Variability of Ozone over California during CABOTS 2016: Assessing the Role of Long-Range Transport and Local Emission Using Airborne Measurements and Models

Different sources of ozone (O₃) were investigated during the California Baseline Ozone Transport Study (CABOTS) from May to June 2016 using airborne Alpha Jet Atmospheric eXperiment (AJAX) trace gas measurements, MERRA2 reanalysis data, and trajectory models. To assess the roles of local emission and long-range transport, synoptic conditions during the campaign were also analyzed.

Back-trajectory model simulations demonstrate how often the air masses come from local or long-distance transport, and thus how much they contribute to O₃ transport over California (CA). The impact of the high O₃ transported aloft on the surface O₃ concentration through vertical and horizontal transport within a few days is substantiated by influence maps determined from the Weather Research and Forecasting Stochastic Time Inverted Lagrangian Transport (WRF-STILT) model. The Q diagnostic, which is a measure of the mixing of the air masses, is another tool used to indicate when O₃ from the different origins is mixed and transported to the western U.S. NASA Moderate Resolution Imaging Spectroradiometer (MODIS) satellite, and TROPOspheric Monitoring Instrument (TROPOMI) data is also used to identify the transport pathways of O₃.

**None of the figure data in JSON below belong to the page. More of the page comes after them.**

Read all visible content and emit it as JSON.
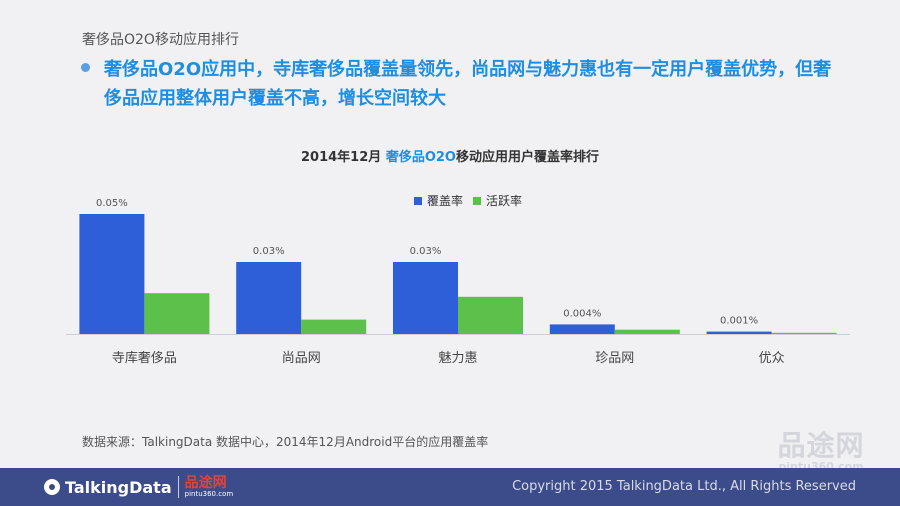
{
  "header": {
    "section_title": "奢侈品O2O移动应用排行",
    "headline": "奢侈品O2O应用中，寺库奢侈品覆盖量领先，尚品网与魅力惠也有一定用户覆盖优势，但奢侈品应用整体用户覆盖不高，增长空间较大"
  },
  "colors": {
    "coverage": "#2e5fd8",
    "activity": "#5cc14a",
    "headline": "#1f8ee0",
    "footer": "#3c4b8a"
  },
  "chart_data": {
    "type": "bar",
    "title_prefix": "2014年12月",
    "title_accent": "奢侈品O2O",
    "title_suffix": "移动应用用户覆盖率排行",
    "categories": [
      "寺库奢侈品",
      "尚品网",
      "魅力惠",
      "珍品网",
      "优众"
    ],
    "series": [
      {
        "name": "覆盖率",
        "values": [
          0.05,
          0.03,
          0.03,
          0.004,
          0.001
        ]
      },
      {
        "name": "活跃率",
        "values": [
          0.017,
          0.006,
          0.0155,
          0.0018,
          0.0005
        ]
      }
    ],
    "data_labels": [
      "0.05%",
      "0.03%",
      "0.03%",
      "0.004%",
      "0.001%"
    ],
    "unit": "%",
    "ylim": [
      0,
      0.05
    ],
    "legend_position": "top-center",
    "grid": false
  },
  "source_note": "数据来源：TalkingData 数据中心，2014年12月Android平台的应用覆盖率",
  "footer": {
    "brand": "TalkingData",
    "partner_name": "品途网",
    "partner_site": "pintu360.com",
    "copyright": "Copyright 2015 TalkingData Ltd., All Rights Reserved"
  },
  "watermark": {
    "name": "品途网",
    "site": "pintu360.com"
  }
}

KORUS-AQ aerosol and O₃ data measured over the Koran peninsula during April – June 2016 are also investigated as upwind information regarding aerosol and ozone transport. It is expected that transport will have the greatest impact in April and May, and local impact is expected to dominate in June due to synoptic weather conditions. Integrated data analysis using trajectory models, in-situ airborne and surface measurements, satellite, reanalysis products, and diagnostic tools allows various ozone distributions over CA to be attributed to multiple source processes.